Lorraine: Road financing challenges debated in Metz

Everyone agrees that the delay in road infrastructure management promises to be particularly significant for public finances. "Regarding national roads, the catch-up cost is estimated at €5 billion over 7 years and €20 billion for departmental roads," summarizes Alexandre Rouffignac, general delegate of Routes de France. A bill to which the speaker is quick to add "an investment of €15 billion/year to maintain the network ." This is a mountain in front of which the sector's stakeholders (public works manufacturers and contractors) are showing some concern while scrutinizing the prospects for construction sites: "at a time when the Minister of Transport is launching a mobility consultation "Ambition France transports" and when motorway concessions are due to end (by 2034), we must work on infrastructure maintenance and transport policy," insists Frédéric Roth, president of Routes de France, Lorraine delegation. At the regional level, the A31 represents an "opportunity" for everyone . Alexandre Rouffignac took the opportunity to emphasize that "the road remains the primary mode of mobility for people and goods."

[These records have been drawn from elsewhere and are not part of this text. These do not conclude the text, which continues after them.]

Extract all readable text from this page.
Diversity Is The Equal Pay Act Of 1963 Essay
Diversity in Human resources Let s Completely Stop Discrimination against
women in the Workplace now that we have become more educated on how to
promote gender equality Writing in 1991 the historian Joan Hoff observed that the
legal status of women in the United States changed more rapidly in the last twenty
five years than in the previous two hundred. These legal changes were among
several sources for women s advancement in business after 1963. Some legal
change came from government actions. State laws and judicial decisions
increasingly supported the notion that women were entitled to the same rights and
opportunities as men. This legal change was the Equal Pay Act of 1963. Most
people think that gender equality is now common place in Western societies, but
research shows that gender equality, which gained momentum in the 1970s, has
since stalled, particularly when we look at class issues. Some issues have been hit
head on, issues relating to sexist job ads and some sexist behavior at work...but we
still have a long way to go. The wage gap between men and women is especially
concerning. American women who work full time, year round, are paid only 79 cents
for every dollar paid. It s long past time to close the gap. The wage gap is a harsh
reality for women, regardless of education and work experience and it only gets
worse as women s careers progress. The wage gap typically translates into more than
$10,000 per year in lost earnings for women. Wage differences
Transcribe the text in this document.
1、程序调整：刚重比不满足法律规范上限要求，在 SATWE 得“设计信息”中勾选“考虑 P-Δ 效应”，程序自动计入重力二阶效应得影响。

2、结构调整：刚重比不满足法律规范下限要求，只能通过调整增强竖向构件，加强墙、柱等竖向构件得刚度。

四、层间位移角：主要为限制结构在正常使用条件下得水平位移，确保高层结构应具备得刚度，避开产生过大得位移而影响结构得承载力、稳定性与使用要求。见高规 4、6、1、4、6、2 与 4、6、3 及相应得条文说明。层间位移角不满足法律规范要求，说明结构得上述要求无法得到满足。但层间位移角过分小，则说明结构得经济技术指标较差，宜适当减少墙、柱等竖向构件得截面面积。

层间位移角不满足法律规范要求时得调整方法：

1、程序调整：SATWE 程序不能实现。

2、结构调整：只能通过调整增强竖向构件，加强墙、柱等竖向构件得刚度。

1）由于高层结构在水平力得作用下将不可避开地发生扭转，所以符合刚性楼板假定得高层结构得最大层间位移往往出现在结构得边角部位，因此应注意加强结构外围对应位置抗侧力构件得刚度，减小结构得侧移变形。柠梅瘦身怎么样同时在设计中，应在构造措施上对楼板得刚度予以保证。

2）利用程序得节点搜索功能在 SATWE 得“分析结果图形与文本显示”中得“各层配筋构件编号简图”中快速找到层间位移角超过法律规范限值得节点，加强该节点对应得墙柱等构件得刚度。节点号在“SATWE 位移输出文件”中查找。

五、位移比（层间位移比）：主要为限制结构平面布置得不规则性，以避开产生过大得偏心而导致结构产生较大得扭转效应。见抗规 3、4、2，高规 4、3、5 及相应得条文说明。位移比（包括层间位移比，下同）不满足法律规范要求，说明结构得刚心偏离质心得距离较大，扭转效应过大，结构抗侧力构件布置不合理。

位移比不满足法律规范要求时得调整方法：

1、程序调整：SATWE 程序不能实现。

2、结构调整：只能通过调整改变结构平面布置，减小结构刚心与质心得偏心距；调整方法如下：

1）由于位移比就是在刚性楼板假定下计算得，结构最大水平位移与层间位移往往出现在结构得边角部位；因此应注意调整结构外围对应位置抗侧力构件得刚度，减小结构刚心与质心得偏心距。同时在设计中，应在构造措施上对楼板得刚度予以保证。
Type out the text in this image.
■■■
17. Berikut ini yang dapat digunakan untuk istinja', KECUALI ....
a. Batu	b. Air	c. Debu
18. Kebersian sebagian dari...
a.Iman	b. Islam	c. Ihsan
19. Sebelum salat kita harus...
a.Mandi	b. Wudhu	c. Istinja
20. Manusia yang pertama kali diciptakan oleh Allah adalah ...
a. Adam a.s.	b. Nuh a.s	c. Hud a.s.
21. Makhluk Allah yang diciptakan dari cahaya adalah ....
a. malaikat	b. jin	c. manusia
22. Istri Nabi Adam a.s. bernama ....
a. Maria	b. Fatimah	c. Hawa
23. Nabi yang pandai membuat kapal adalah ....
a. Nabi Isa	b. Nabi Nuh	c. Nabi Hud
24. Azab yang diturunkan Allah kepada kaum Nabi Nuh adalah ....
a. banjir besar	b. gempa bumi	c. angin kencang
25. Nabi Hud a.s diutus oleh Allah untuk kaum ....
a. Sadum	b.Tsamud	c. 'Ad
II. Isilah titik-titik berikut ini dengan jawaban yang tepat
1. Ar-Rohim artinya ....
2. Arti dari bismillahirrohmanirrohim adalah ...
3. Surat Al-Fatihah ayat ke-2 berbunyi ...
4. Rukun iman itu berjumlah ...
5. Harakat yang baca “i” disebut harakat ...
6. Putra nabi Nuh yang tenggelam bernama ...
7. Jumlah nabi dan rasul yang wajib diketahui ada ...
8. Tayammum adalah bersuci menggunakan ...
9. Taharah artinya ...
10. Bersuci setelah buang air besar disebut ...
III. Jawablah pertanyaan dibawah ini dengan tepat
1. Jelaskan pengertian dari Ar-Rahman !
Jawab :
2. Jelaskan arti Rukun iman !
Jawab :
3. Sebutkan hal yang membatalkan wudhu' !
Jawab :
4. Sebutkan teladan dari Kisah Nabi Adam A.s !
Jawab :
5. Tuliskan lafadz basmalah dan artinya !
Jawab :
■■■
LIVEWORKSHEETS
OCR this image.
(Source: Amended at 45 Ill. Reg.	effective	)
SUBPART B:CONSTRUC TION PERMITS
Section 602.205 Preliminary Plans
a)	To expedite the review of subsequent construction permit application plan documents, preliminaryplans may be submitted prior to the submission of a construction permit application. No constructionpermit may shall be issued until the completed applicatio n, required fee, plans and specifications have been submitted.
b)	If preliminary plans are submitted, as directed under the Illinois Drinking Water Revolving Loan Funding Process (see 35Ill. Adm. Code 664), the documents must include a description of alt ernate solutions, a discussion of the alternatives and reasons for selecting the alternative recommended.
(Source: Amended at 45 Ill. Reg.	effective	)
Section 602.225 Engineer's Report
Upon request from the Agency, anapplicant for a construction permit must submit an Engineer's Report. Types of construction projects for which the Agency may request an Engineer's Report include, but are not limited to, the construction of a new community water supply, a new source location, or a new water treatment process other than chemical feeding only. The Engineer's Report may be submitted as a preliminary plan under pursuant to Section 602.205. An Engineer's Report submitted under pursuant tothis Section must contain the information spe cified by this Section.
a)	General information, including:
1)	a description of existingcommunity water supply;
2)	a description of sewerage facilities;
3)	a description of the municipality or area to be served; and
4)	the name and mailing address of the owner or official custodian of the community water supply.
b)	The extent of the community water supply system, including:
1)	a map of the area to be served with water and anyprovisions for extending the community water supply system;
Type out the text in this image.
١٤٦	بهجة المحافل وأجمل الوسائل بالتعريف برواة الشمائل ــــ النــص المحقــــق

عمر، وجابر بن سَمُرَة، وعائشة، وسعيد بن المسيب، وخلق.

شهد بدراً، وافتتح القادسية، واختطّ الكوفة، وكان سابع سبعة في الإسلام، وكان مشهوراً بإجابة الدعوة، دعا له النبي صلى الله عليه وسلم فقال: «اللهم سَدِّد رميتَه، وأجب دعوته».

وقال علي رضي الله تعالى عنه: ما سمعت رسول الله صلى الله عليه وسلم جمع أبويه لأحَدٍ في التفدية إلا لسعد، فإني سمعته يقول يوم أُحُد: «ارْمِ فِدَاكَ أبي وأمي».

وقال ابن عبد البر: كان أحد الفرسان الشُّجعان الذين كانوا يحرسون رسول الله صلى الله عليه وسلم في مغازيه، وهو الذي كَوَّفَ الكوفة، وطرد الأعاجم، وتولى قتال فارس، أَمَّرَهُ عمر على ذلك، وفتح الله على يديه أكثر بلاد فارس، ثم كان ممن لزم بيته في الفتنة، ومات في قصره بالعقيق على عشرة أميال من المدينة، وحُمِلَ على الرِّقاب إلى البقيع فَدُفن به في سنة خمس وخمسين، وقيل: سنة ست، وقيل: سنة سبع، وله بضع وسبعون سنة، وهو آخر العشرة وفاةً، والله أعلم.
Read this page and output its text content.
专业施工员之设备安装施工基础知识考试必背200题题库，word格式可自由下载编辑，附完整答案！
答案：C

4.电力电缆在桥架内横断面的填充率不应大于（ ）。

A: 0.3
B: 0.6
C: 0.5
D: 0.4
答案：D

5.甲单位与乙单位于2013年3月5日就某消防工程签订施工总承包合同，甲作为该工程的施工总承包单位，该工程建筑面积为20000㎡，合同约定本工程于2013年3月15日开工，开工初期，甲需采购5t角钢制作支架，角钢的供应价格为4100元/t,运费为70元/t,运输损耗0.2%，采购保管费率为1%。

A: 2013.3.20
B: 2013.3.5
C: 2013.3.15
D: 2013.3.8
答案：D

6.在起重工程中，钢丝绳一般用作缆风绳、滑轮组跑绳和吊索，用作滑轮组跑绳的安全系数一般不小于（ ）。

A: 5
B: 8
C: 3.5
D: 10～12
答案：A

By recovering, at its request, at the beginning of the year the national road network, for an experimental phase planned until 2029, the Grand Est Region wants to implement, by mid-2027, the eco-contribution for heavy goods vehicles over 7.5 tonnes . "Objective: to recover enough to invest €1 billion over ten years to modernize the infrastructure" specifies Jeannine Dreyer on behalf of the community. She underlines the decision of the Region to vote "a differentiated annex budget" to increase visibility on the management experiment by facilitating the allocation of resources. In particular on some priorities such as the upgrading to 2X2 lanes of the RN4 to the East of Lunéville and at the level of Saint-Dizier.
"The road must pay for the road," assures Alexandre Rouffignac, while reminding that the renewal of motorway concessions deserves a careful evaluation: "They generate €50 billion in tax revenue, but only €12 billion goes to the road," he laments, drawing the attention of the assembly to a rather unwelcome reality: "Since 2012, France has fallen from 1st to 19th place for the quality of its road infrastructure." A ranking resulting from the World Economic Forum which, for some, remains questionable. Nevertheless, the underinvestment observed by the Court of Auditors over the last two decades has left nearly 20% of national roads and 10% of departmental roads in poor condition.